In The Mirror Crack'd from Side to Side, Jason Rudd has always tried to protect his troubled wife, Marina, a film star, who has never fully recovered from the severe trauma of having contracted German measles while pregnant and having her only child born with mental retardation. At the end of the novel Rudd provides the ultimate assistance and protection to his wife, who has killed several people, including the person responsible for her tragedy, who Marina met under rather unique circumstances. Miss Marple, who knows the truth, also hazards an accurate guess as to Marina Rudd's peaceful but unexpected passing in her sleep, but poses no problems for Jason.

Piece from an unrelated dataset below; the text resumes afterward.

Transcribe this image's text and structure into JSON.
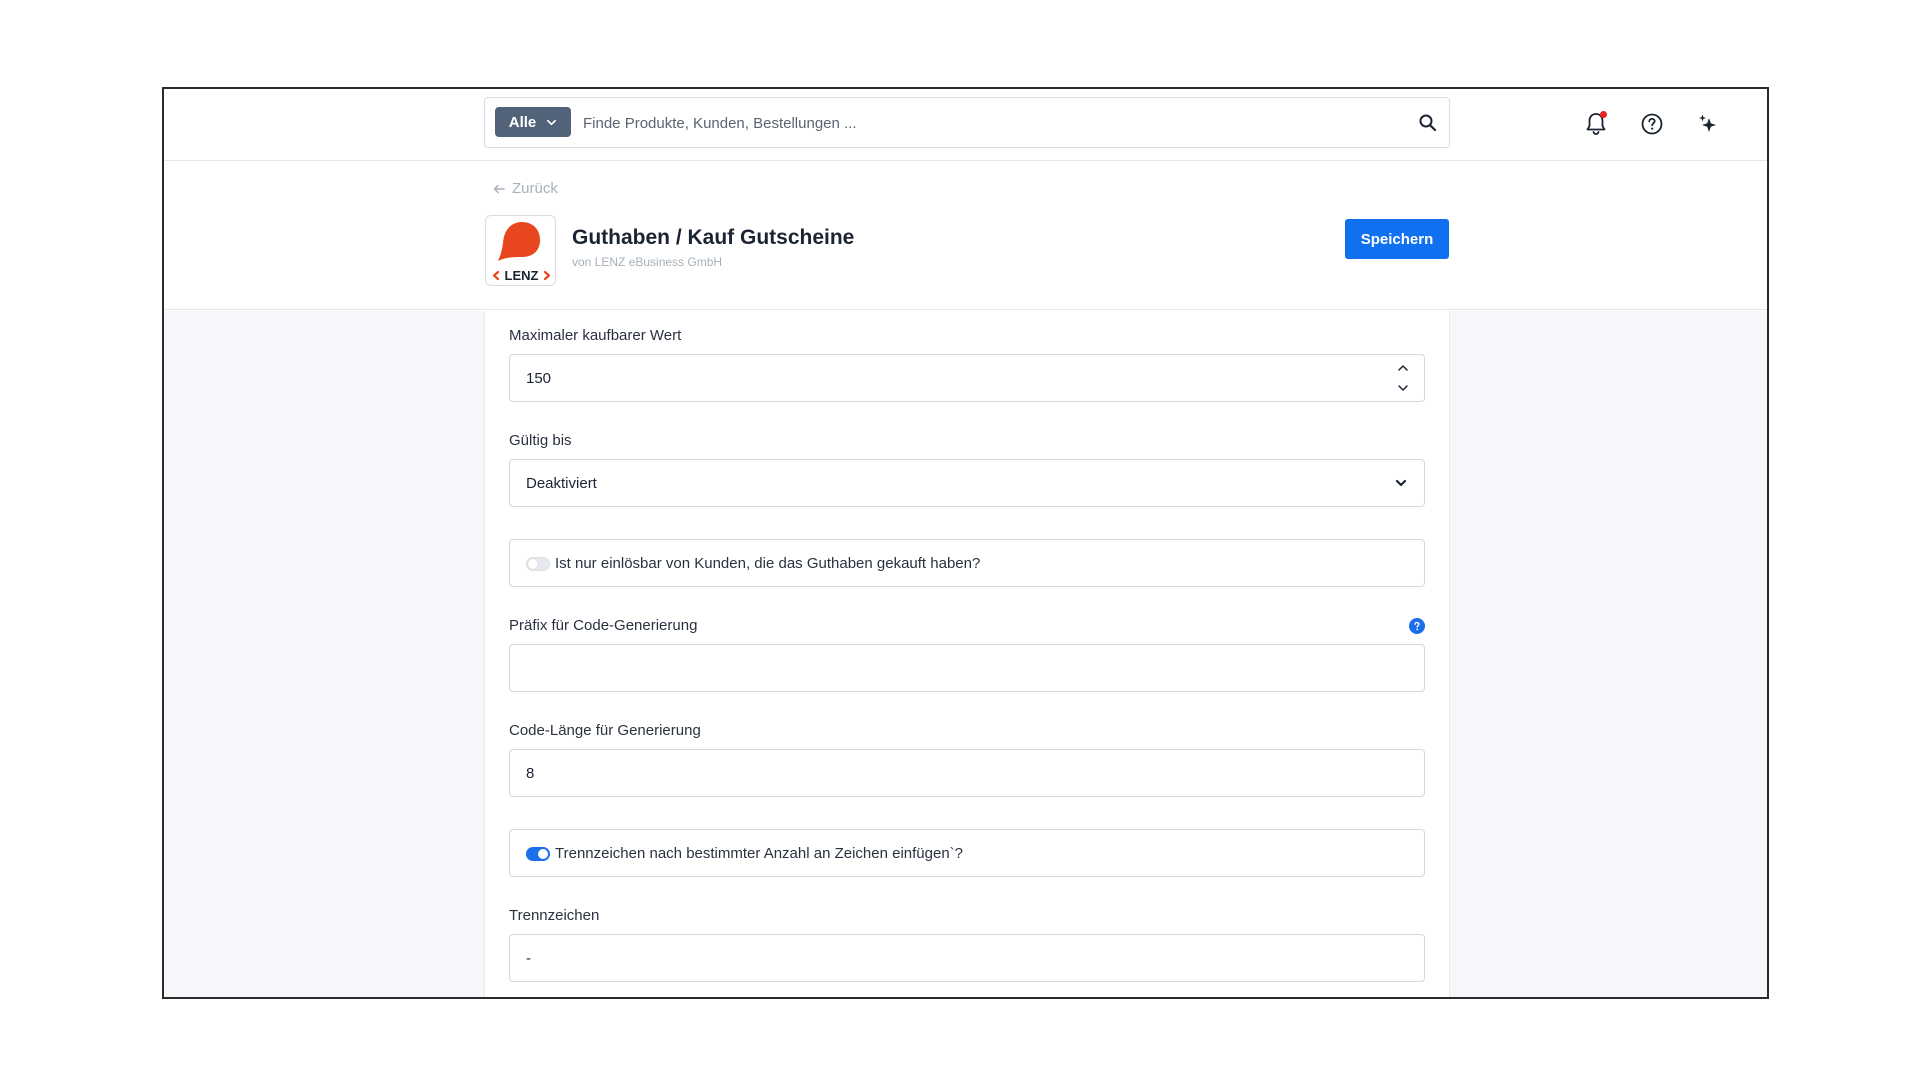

In Witness for the Prosecution, Romaine Heilger Vole (called "Christine Vole" in the stage, film and television versions of the play), explains to the Sir Wilfred Robarts, QC, defense attorney for the accused killer, her husband Leonard Vole, how her elaborate machinations engineered his acquittal of the murder of wealthy widow Emily French, which he actually did commit. (Only the original story as written by Christie ends with the guilty party getting away with the crime; the stage, film and televised versions end with a legal acquittal but a lethal falling out between the conspirators, in which some measure of earthly justice is attained.)
[edit] Murderer commits suicide
In The Murder of Roger Ackroyd, the murderer, who turns out to be the narrator, is allowed by Poirot to avoid prosecution and scandal to his family, which will inexorably ensue unless the killer elects to end his life before the next morning when Poirot will deliver his report to the police, in this case via a self-administered overdose of medicine, to which, as a physician, he has copious access.
The short stories The Cretan Bull and The Face of Helen both end with the suicide of the murderer, albeit with neither direction nor impediment from other characters.
In And Then There Were None, the killer – who planned the entire scheme after learning he was dying from cancer and had not long to live – the last person alive on Indian Island, shoots himself as planned, albeit using a wire contraption technique designed to make the shooting appear to be murder and maintaining the fiction for the police that he was one of the "ten victims". (The ending is radically different in the stage and film versions of the play.)